DESCRIPTION (provided by applicant): Stress-induced ovarian dysfunction and associated hypoestrogenism is common in women and can have a negative impact on health. Termed functional hypothalamic chronic anovulation (FHCA), this syndrome is a reversible form of ovarian failure in which cognitive responses to life events activate central neural circuits that disrupt gonadotropin releasing hormone (GnRH) secretion. Since women with FHCA are hypercortisolemic, this anovulation may result from increased release of corticotropin releasing hormone (CRH) and arginine vasopressin (AVP) produced by a dysregulation of the hypothalamic-pituitary-adrenal (HPA) axis. However, it is not clear how behavioral events produce this dysregulation, how the dysregulation is sustained, and how excess CRH and/or AVP inhibit gonadotropin secretion. Also, genetic factors may be important as individuals with a short variant polymorphism in the gene encoding the serotonin reuptake transporter, SERT, are more susceptible to stress. Like women with FHCA, socially subordinate female rhesus monkeys living in stable groups show HPA dysregulation and sustained periods of gonadotropin deficiency. Using this animal model, the project will determine the neuroendocrine and molecular mechanisms by which social stress inhibits GnRH. Specific Aim 1 will test the hypothesis that estradiol potentiates stress-induced increases in CRH and AVP by decreasing glucocorticoid negative feedback and this is enhanced in females with the short variant in the SERT gene. This aim will also test the hypothesis that hypoleptinemia, characteristic of subordinate females, acts to sustain this HPA dysregulation. Using specific CRH and AVP receptor antagonists as well as infusions of CRH and/or AVP, Aim 2 will test the hypothesis that gonadotropin secretion is diminished in subordinate females by a CRH - AVP synergistic inhibition. Aim 3 will test the hypothesis that the estradiol-induced CRH - AVP synergistic inhibition of gonadotropin secretion in subordinate females is mediated through an opioid pathway and the inhibition of hypothalamic GnRH expression. This project will clarify the neuroendocrine mechanisms mediating socially-induced gonadotropin deficiency and will thus enhance the ability of health providers to diagnose and treat FHCA in women.

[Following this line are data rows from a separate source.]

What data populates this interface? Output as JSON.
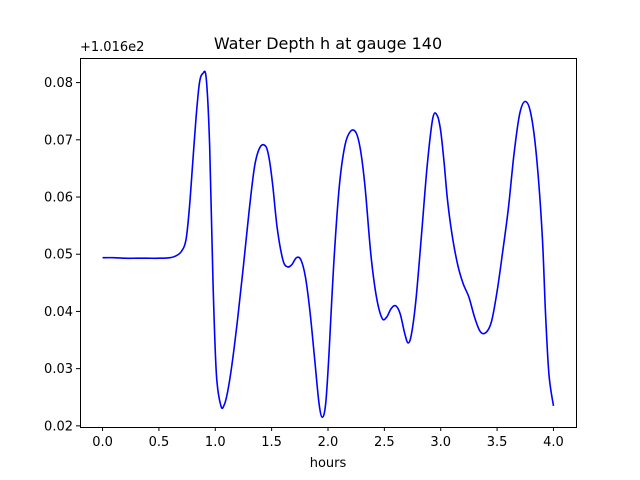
{
  "chart_data": {
    "type": "line",
    "title": "Water Depth h at gauge 140",
    "xlabel": "hours",
    "ylabel": "",
    "y_offset_label": "+1.016e2",
    "y_offset": 101.6,
    "xlim": [
      -0.2,
      4.2
    ],
    "ylim": [
      0.0198,
      0.0843
    ],
    "x_ticks": [
      0.0,
      0.5,
      1.0,
      1.5,
      2.0,
      2.5,
      3.0,
      3.5,
      4.0
    ],
    "x_tick_labels": [
      "0.0",
      "0.5",
      "1.0",
      "1.5",
      "2.0",
      "2.5",
      "3.0",
      "3.5",
      "4.0"
    ],
    "y_ticks": [
      0.02,
      0.03,
      0.04,
      0.05,
      0.06,
      0.07,
      0.08
    ],
    "y_tick_labels": [
      "0.02",
      "0.03",
      "0.04",
      "0.05",
      "0.06",
      "0.07",
      "0.08"
    ],
    "grid": false,
    "series": [
      {
        "color": "#0000ff",
        "x": [
          0.0,
          0.1,
          0.2,
          0.3,
          0.4,
          0.5,
          0.6,
          0.65,
          0.7,
          0.74,
          0.77,
          0.8,
          0.83,
          0.86,
          0.89,
          0.92,
          0.95,
          0.98,
          1.01,
          1.05,
          1.08,
          1.11,
          1.15,
          1.2,
          1.25,
          1.3,
          1.35,
          1.4,
          1.45,
          1.48,
          1.51,
          1.55,
          1.6,
          1.64,
          1.68,
          1.72,
          1.76,
          1.8,
          1.84,
          1.88,
          1.92,
          1.95,
          1.98,
          2.01,
          2.05,
          2.1,
          2.15,
          2.2,
          2.25,
          2.29,
          2.33,
          2.38,
          2.43,
          2.48,
          2.52,
          2.56,
          2.6,
          2.64,
          2.68,
          2.71,
          2.74,
          2.78,
          2.83,
          2.88,
          2.93,
          2.97,
          3.0,
          3.03,
          3.06,
          3.1,
          3.15,
          3.2,
          3.25,
          3.3,
          3.35,
          3.4,
          3.45,
          3.5,
          3.55,
          3.6,
          3.65,
          3.7,
          3.75,
          3.8,
          3.85,
          3.9,
          3.93,
          3.96,
          4.0
        ],
        "y": [
          0.0494,
          0.0494,
          0.0493,
          0.0493,
          0.0493,
          0.0493,
          0.0494,
          0.0497,
          0.0505,
          0.0525,
          0.058,
          0.066,
          0.074,
          0.08,
          0.0816,
          0.0807,
          0.069,
          0.045,
          0.029,
          0.0235,
          0.0237,
          0.026,
          0.031,
          0.039,
          0.048,
          0.0575,
          0.0655,
          0.0688,
          0.0688,
          0.0665,
          0.062,
          0.0545,
          0.049,
          0.0478,
          0.0482,
          0.0494,
          0.049,
          0.046,
          0.04,
          0.032,
          0.024,
          0.0215,
          0.024,
          0.033,
          0.048,
          0.0618,
          0.069,
          0.0715,
          0.0712,
          0.068,
          0.0615,
          0.05,
          0.0425,
          0.0388,
          0.039,
          0.0405,
          0.041,
          0.0396,
          0.0362,
          0.0345,
          0.036,
          0.042,
          0.0535,
          0.0655,
          0.0738,
          0.0742,
          0.0715,
          0.066,
          0.0595,
          0.0535,
          0.0482,
          0.0448,
          0.0425,
          0.039,
          0.0365,
          0.0363,
          0.0382,
          0.0435,
          0.0505,
          0.058,
          0.0675,
          0.0745,
          0.0767,
          0.0745,
          0.067,
          0.0535,
          0.0395,
          0.029,
          0.0235
        ]
      }
    ]
  }
}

描述(申请人提供)：应激引起的卵巢功能障碍和相关的雌激素减少症在女性中很常见，并可能对健康产生负面影响。这种综合征被称为功能性下丘脑慢性无排卵(FHCA)，是一种可逆的卵巢衰竭形式，其中对生活事件的认知反应激活了中枢神经回路，扰乱了促性腺激素释放激素(GnRH)的分泌。由于患有FHCA的女性患有高皮质醇血症，这种无排卵可能是由于下丘脑-垂体-肾上腺(HPA)轴调节失调导致促肾上腺皮质激素释放激素(CRH)和精氨酸加压素(AVP)释放增加所致。然而，目前尚不清楚行为事件是如何导致这种失调的，这种失调是如何持续的，以及过量的CRH和/或AVP如何抑制促性腺激素的分泌。此外，遗传因素可能也很重要，因为编码5-羟色胺再摄取转运体(SERT)基因的短变异多态性的个体更容易受到压力的影响。与患有FHCA的雌性恒河猴一样，生活在稳定群体中的社会地位较低的雌性恒河猴表现出HPA失调和持续的促性腺激素缺乏期。利用这个动物模型，该项目将确定社会压力抑制促性腺激素释放激素的神经内分泌和分子机制。具体目标1将测试这一假设，即雌激素通过减少糖皮质激素的负反馈来增强应激诱导的CRH和AVP的增加，这在SERT基因短变异的女性中得到加强。这一目标也将检验这一假说，即作为从属女性的特征的低蛋白血症，是维持这种HPA失调的因素。使用特定的CRH和AVP受体拮抗剂以及输注CRH和/或AVP，AIM 2将验证以下假设：通过CRH-AVP协同抑制，下属女性的促性腺激素分泌减少。目的3验证雌激素对下丘脑促性腺激素释放激素分泌的协同抑制作用是通过阿片途径和抑制下丘脑促性腺激素释放激素的表达来实现的。该项目将阐明调节社会引起的促性腺激素缺乏症的神经内分泌机制，从而提高保健提供者诊断和治疗女性FHCA的能力。